If your baby is not attaching initially, you may help a little bit by guiding him/her to your breast. Your midwife or lactation consultant can help guide you or even demonstrate how to attach your baby on a doll. If you are in a hospital, choose to “room in”. That way, your baby is with you 24 hours a day unless medically indicated. Again, this supports you and your baby’s natural hormonal “orchestra” and is very important in establishing a successful breastfeeding journey.

Correct Attachment & Positioning are the Keys

Many breastfeeding challenges are caused by incorrect attachment and/or positioning of the baby. Correct attachment and positioning is the key to avoiding nipple damage (and subsequent cascading effects) and ensuring baby is getting enough milk. Do your best to establish the right latch from the first feed onwards. There are lots of great resources on the web about correct latching technique. You may wish to watch a few videos before your baby is born.

For the first six weeks try to breastfeed without introducing bottles or dummies. If you do need to express your milk to feed your baby, finger or cup feeding could be an alternative and won’t lead to "suck confusion". Ask your midwife or lactation consultant for more details.

Practice Makes Perfect

Breastfeeding is a natural process that sometimes requires experimentation and patience from both mum and baby. Few mums get it right straight away and no one is perfect. With a little practice, you will both get the hang of it and be richly rewarded for your efforts!

Need Help? Then Ask For It!

If you are experiencing breastfeeding difficulties, have unanswered questions or are feeling frustrated – ask for help!
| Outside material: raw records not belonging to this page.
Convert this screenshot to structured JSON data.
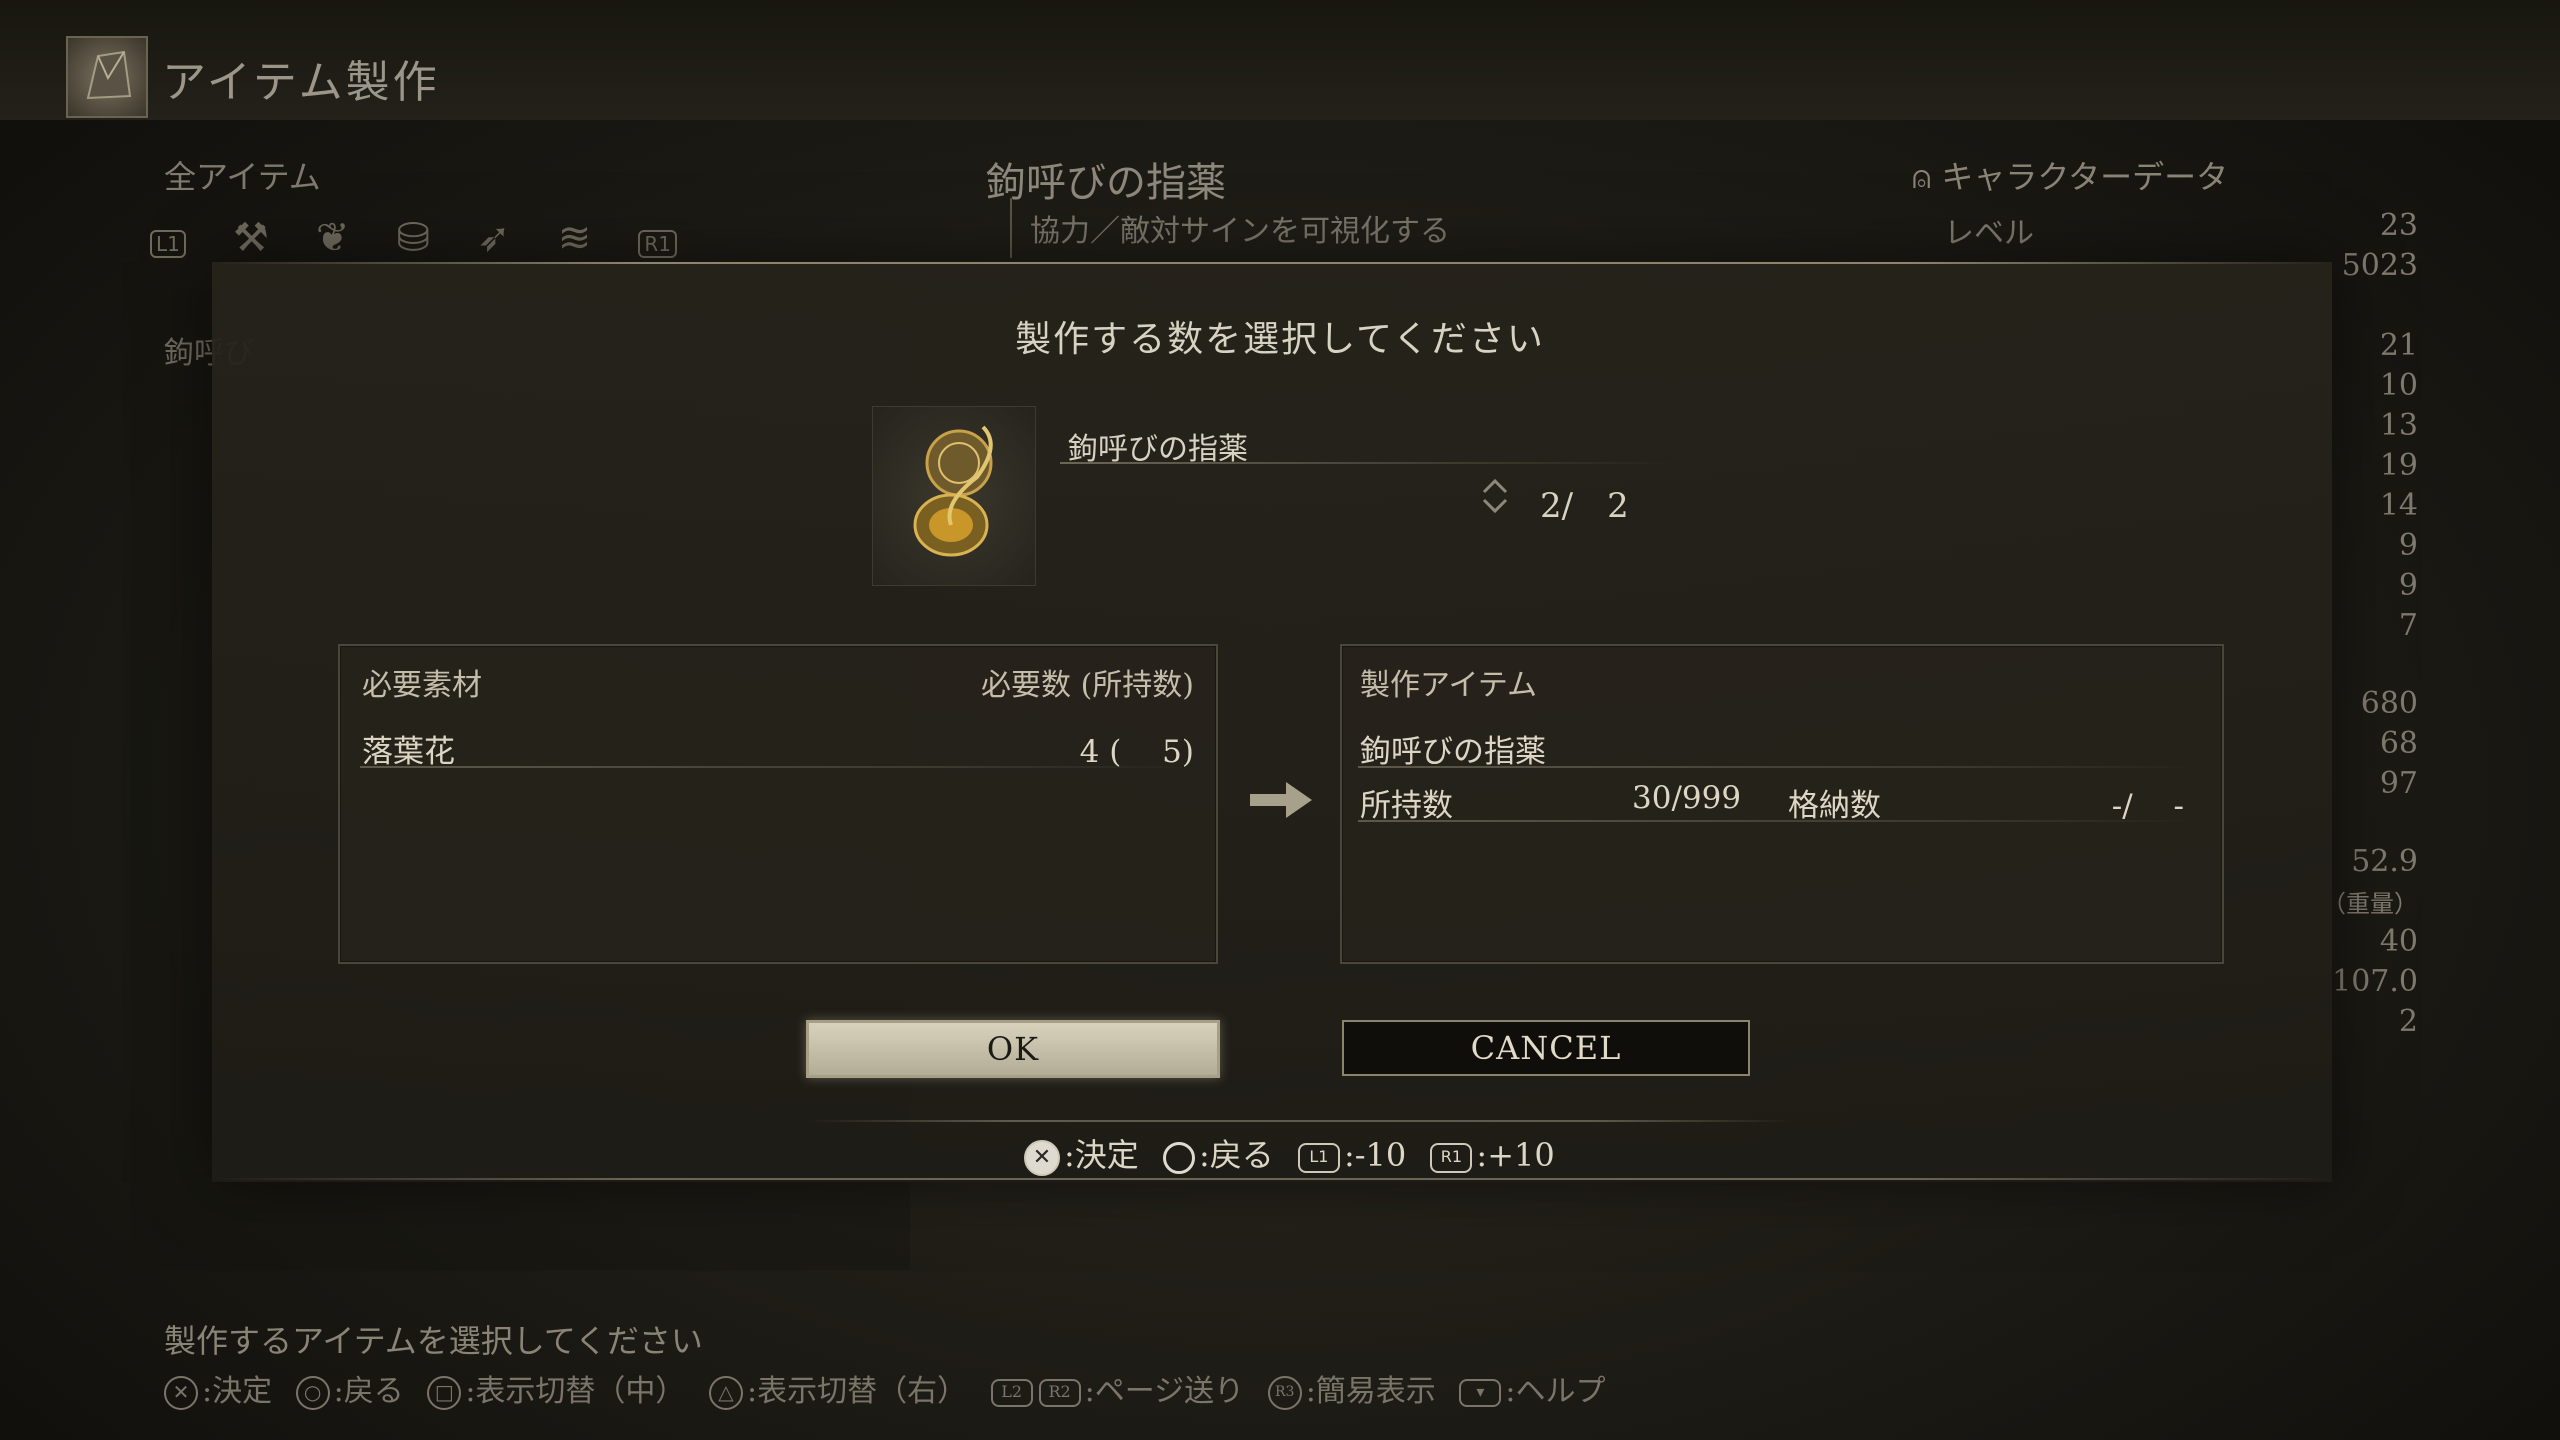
{
  "app": {
    "title": "アイテム製作"
  },
  "category": {
    "label": "全アイテム",
    "tab_left": "L1",
    "tab_right": "R1"
  },
  "background_item": {
    "name": "鉤呼びの指薬",
    "description": "協力／敵対サインを可視化する",
    "list_label": "鉤呼び"
  },
  "character": {
    "header": "キャラクターデータ",
    "level_label": "レベル",
    "level": "23",
    "runes": "5023",
    "stats": [
      "21",
      "10",
      "13",
      "19",
      "14",
      "9",
      "9",
      "7"
    ],
    "hp": "680",
    "fp": "68",
    "stamina": "97",
    "equip_load": "52.9",
    "weight_label": "（重量）",
    "poise": "40",
    "discovery": "107.0",
    "misc": "2"
  },
  "dialog": {
    "title": "製作する数を選択してください",
    "item_name": "鉤呼びの指薬",
    "quantity": "2/　2",
    "materials": {
      "header_left": "必要素材",
      "header_right": "必要数 (所持数)",
      "rows": [
        {
          "name": "落葉花",
          "count": "4 (　 5)"
        }
      ]
    },
    "result": {
      "header": "製作アイテム",
      "name": "鉤呼びの指薬",
      "owned_label": "所持数",
      "owned_value": "30/999",
      "stored_label": "格納数",
      "stored_value": "-/　 -"
    },
    "ok_label": "OK",
    "cancel_label": "CANCEL",
    "hints": {
      "confirm": ":決定",
      "back": ":戻る",
      "l1_key": "L1",
      "minus": ":-10",
      "r1_key": "R1",
      "plus": ":+10"
    }
  },
  "footer": {
    "prompt": "製作するアイテムを選択してください",
    "hints": {
      "confirm": ":決定",
      "back": ":戻る",
      "toggle_mid": ":表示切替（中）",
      "toggle_right": ":表示切替（右）",
      "page": ":ページ送り",
      "simple": ":簡易表示",
      "help": ":ヘルプ",
      "l2": "L2",
      "r2": "R2",
      "r3": "R3"
    }
  }
}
You don’t need to wait until things get worse. Particularly if your baby isn’t gaining weight or you are experiencing discomfort, pain or nipple trauma. There are many people who can work alongside you to help solve these problems.

Out & About in Public

Although it’s the most natural way of feeding a baby, some mums dread the moment they have to feed their baby in public. It may help to prepare yourself by practising at home before you head out. Sit in front of a mirror and watch yourself feeding your baby – you'll realise that your baby's head will cover most of your breast with just a little skin visible. If you are uncomfortable with this, you may choose to use a baby blanket or nursing cover, or you may be quite relaxed with your t-shirt covering your breast. Remain confident in the fact that breastfeeding is the most natural way of feeding a baby. Again, if you can stay relaxed, chances are your baby will too.

Get Enough Rest and Look After Yourself

When your baby is born he/she can’t distinguish between day and night. A circadian rhythm will emerge when your baby is about 2-3 months old. Until then, try to ’go with the flow’ and sleep when your baby is sleeping - even if that’s during the day. Eat a healthy balanced diet and drink plenty of water, and take your supplements if recommended by your health professional.

Make sure your partner is involved too. Their support will help your recovery and deepen their own bonding experience with the baby. They can be involved with changing nappies, waking up for feeds, bathing and gently rocking your baby to sleep.

Get help from your family and friends with the household and allow them to pamper you! Your focus should be on recovering from birth, breastfeeding and getting to know your beautiful baby. Remember to enjoy and celebrate the many wonderful moments that breastfeeding will bring.